When I came back to RBHS after winter break, I was hardly enthusiastic about starting a fresh semester of school. The beginning of the new year meant more days of working into the late nights, something I did not want to resume after sleeping in every day.
Alas, the second semester was not something I could easily avoid, and I returned to school half-heartedly.
Like any typical high schooler, I spent a significant chunk of my first days conversing with my friends during lunch and classes. We exchanged pleasantries by asking how break was, where we spent it and if we travelled to see any family.
While talking to my friends and classmates, I unintentionally found myself asking all of them one question in particular: ‘How was your Christmas?’ As I discovered throughout the day, a number of the people I asked told me they did not celebrate the holiday.
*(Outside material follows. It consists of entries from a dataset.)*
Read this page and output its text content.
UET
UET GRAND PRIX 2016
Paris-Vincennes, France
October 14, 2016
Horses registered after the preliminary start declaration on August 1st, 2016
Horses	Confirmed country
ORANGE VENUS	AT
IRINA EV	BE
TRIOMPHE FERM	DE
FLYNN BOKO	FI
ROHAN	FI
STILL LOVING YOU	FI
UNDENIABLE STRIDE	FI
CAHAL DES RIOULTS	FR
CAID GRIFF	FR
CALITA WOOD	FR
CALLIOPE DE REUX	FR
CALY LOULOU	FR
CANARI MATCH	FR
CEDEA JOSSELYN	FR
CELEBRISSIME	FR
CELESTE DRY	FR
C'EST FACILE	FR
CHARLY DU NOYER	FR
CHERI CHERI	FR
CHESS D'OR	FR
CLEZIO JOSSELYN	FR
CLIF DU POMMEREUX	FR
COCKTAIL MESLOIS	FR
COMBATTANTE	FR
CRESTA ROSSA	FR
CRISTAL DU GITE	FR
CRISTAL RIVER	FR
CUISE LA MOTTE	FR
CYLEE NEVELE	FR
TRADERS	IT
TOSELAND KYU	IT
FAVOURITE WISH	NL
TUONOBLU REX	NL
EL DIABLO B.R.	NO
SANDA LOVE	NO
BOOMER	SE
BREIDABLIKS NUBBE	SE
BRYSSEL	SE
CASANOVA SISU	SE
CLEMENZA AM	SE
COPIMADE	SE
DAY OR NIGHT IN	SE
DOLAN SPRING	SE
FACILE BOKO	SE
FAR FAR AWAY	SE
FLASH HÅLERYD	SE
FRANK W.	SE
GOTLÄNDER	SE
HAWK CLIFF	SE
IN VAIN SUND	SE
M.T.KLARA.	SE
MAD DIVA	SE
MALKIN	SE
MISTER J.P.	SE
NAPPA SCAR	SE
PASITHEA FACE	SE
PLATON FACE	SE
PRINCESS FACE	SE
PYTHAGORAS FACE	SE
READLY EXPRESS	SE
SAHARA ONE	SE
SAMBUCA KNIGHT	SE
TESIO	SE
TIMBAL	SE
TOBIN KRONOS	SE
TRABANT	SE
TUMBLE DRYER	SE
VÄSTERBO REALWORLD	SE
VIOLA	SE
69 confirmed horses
While a majority went on to say they had a great Christmas holiday, a decent number told me they did not celebrate it.
This was followed by an awkward silence, and I stuttered to change the subject. I quickly altered the conversation to focusing on the weather and the latest results on our report cards to break the awkward silence and save my dignity.

Near the end of the school day, I started to wonder if I was being morally wrong by asking people about how their Christmas went. I later realized I had preemptively assumed that the people whom I asked that question celebrated the holiday.
I felt kind of bad, as if I had offended those people. This revealed what kind of world I had been growing up in, where pretty much all of my classmates and teachers had celebrated Christmas before. I had made an unfortunate assumption and didn’t realize how dramatically this country has changed since my childhood.
According to, the Christian population fell from 78.4 percent to 70.6 percent from 2007 to 2014. Because a significant number of Christians celebrate Christmas, this fall in Christian population could have resulted in a decrease within the number of people who celebrate Christmas. This is not the only factor for a rise in non-Christmas celebrators, but could contribute to the reason why some of the people I asked my question to don’t celebrate Christmas.
Upon further analysis, however, I realize that a lot of the people I asked were followers of different religions. A lot of my friends are Muslim, Jewish or atheist, yet I had still unconsciously asked them about their Christmas when I knew that they did not celebrate it.
While this habit doesn’t seem like a big deal, I hope I can change it to avoid future awkwardness with people and potentially offending someone. This experience taught me to always keep in mind that every person has their own beliefs, so I should avoid making assumptions of new people I meet. The lesson learned here, is to take caution when asking people about how they celebrated their holiday.
I now strongly acknowledge that in our society more people practice other religions than Christianity, especially now more than ever. I plan to show my respect by asking people how their holiday break was as a way to avoid making any assumptions about the person I am talking with. Next time a Christian religious holiday comes around, be sure to ask questions focusing more on the holiday and the break instead of Christmas itself.
Have you ever said something you wished you could take back? What was it?